Bild: Albaniens Premierminister Edi Rama
BERLIN taz | Wer sich in Albanien in Zeiten von Corona über die aktuelle
Situation informieren will, konsultiert nicht etwa Qualitätsmedien oder die
Internetseite einer staatlichen Behörde, sondern stattet der Facebook-Seite
[1][des Ministerpräsidenten Edi Rama] einen Besuch ab. Denn der hat den
„Krieg“ ausgerufen, wie er den Kampf gegen Covid-19 nennt, und ihn zur
alleinigen Chefsache erklärt.
Wer etwa die Wohnung verlassen möchte, braucht eine App, um dafür eine
elektronische Erlaubnis zu bekommen. In Albanien gilt eine besonders
strenge Ausgangssperre: Zwischen 5 Uhr morgens und 13 Uhr am Nachmittag
darf nur eine Person pro Haushalt für maximal eine Stunde das Haus
verlassen, um wichtige Besorgungen zu erledigen. Von Samstag Nachmittag bis
Montag Früh gilt eine komplette Ausgangssperre. Wie diese App zu nutzen
ist, erfuhren die Albaner:innen wiederum nur von Rama höchstpersönlich – in
einem Videotutorial auf seiner Facebook-Seite.

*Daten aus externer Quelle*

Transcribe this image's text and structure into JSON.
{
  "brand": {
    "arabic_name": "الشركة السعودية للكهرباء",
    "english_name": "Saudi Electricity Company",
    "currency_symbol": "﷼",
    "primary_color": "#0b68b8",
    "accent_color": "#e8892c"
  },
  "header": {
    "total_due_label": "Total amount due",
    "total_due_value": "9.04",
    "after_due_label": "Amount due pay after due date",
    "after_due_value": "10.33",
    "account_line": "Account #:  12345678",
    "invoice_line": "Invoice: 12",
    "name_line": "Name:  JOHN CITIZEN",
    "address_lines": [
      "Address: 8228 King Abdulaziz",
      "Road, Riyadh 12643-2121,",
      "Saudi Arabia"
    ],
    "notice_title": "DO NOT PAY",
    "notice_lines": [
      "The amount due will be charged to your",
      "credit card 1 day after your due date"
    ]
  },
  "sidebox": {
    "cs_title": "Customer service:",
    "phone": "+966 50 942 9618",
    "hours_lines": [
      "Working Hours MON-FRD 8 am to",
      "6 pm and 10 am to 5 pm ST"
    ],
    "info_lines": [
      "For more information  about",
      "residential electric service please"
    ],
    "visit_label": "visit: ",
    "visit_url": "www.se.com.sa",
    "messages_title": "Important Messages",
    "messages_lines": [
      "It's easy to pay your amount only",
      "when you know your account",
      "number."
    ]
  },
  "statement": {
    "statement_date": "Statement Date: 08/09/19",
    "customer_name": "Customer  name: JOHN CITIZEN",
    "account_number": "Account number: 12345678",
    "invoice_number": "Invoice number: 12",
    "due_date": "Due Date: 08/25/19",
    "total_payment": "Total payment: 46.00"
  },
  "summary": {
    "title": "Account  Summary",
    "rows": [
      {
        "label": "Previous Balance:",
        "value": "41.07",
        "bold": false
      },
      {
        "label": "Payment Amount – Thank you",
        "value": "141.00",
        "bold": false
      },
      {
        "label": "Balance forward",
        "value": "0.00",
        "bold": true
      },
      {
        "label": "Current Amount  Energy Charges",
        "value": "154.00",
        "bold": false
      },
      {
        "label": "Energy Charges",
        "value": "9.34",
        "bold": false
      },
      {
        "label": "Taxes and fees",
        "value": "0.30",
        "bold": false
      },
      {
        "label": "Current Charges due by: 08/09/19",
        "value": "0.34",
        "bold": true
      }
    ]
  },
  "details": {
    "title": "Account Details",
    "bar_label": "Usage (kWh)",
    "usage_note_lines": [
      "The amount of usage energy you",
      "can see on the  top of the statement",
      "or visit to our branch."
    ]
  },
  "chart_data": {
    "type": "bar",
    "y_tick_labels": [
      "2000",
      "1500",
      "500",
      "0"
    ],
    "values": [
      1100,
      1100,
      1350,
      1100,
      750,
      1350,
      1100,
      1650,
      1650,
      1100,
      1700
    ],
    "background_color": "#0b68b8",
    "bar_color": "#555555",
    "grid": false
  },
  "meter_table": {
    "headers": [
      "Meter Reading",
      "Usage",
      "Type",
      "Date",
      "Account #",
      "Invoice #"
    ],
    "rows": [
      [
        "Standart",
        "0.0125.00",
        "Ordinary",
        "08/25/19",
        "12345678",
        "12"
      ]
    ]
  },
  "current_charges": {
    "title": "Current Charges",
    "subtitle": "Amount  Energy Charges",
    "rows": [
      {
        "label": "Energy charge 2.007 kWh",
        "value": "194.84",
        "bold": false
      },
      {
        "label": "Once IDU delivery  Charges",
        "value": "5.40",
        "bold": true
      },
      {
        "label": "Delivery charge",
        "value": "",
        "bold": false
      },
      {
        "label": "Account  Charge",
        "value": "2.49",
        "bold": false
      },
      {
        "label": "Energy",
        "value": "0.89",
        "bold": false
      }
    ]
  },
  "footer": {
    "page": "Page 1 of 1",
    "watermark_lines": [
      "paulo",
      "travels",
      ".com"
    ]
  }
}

Niemand kann sich Rama dieser Tage entziehen. Regelmäßig versendet er an
alle Vodafone-Nutzer:innen des Landes Sprachnachrichten. Die Aktivistin
Gresa Hasa berichtet der taz, wie sie vor Kurzem einen wichtigen Anruf
tätigen wollte: „Mein Anruf wurde einfach geblockt, stattdessen musste ich
Ramas Stimme zuhören: „Hi, hier ist Edi. Wasch deine Hände! Bleib zu Hause!
Zusammen schaffen wir das! Ich umarme dich aus der Ferne!“ Das habe sie
schon sehr aufdringlich gefunden.
In der Coronakrise inszeniert sich Rama noch mehr als sonst als die Nummer
Eins Albaniens, alle Fäden laufen bei ihm zusammen. „Hier gibt es keinen
wirklichen Staat, Rama ist das Alfa und das Omega“, sagt Hasa. Auch sonst
lässt Rama kaum eine Möglichkeit aus, diese Position auszubauen – etwa wenn
er versucht, ein Zensur-Gesetz für die noch verbliebenen unabhängigen
Medien durchzubringen und Journalist:innen als „Mülleimer“ beschimpft.

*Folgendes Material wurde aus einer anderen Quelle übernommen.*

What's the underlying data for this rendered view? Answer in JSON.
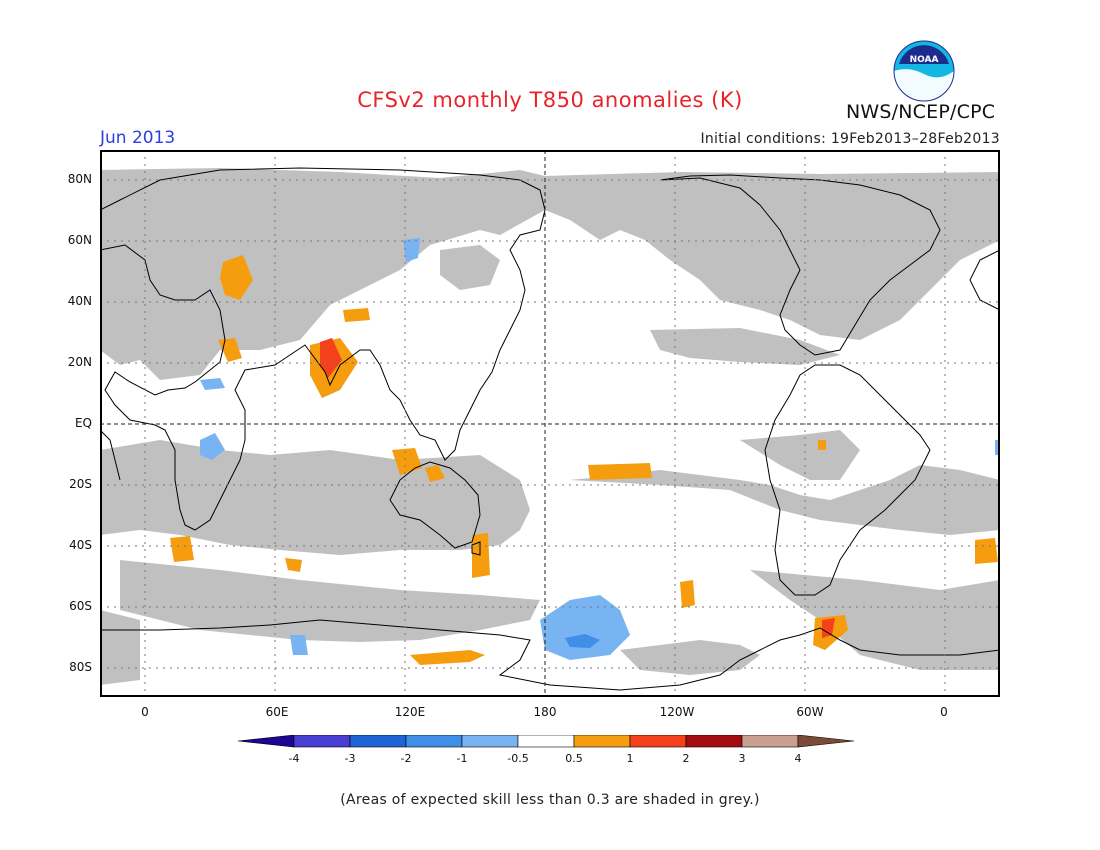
{
  "title": "CFSv2 monthly T850 anomalies (K)",
  "month": "Jun 2013",
  "initial_conditions": "Initial conditions: 19Feb2013–28Feb2013",
  "agency": "NWS/NCEP/CPC",
  "logo_text": "NOAA",
  "lat_labels": [
    "80N",
    "60N",
    "40N",
    "20N",
    "EQ",
    "20S",
    "40S",
    "60S",
    "80S"
  ],
  "lon_labels": [
    "0",
    "60E",
    "120E",
    "180",
    "120W",
    "60W",
    "0"
  ],
  "colorbar": {
    "tick_labels": [
      "-4",
      "-3",
      "-2",
      "-1",
      "-0.5",
      "0.5",
      "1",
      "2",
      "3",
      "4"
    ],
    "colors": [
      "#1e0596",
      "#4a3fd3",
      "#1e64d7",
      "#3f8ee8",
      "#78b3f2",
      "#ffffff",
      "#f59d0e",
      "#f4411c",
      "#a50e0e",
      "#c9a08f",
      "#7a4b3b"
    ]
  },
  "colors": {
    "skill_mask_grey": "#c0c0c0",
    "title_red": "#e8242a",
    "month_blue": "#2b3fe0"
  },
  "note": "(Areas of expected skill less than 0.3 are shaded in grey.)"
}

## Maßnahmen im Alleingang
Dabei kann Rama seit einiger Zeit ohnehin so handeln, wie er selbst das
möchte: Im ewigen Clinch mit seiner Sozialistischen Partei (PS) boykottiert
die konservative oppositionelle Demokratische Partei (DP) seit geraumer
Zeit das Parlament. Seit einer auf internationalen Druck beschlossenen
Justizreform, ist das Verfassungsgericht nicht mehr arbeitsfähig.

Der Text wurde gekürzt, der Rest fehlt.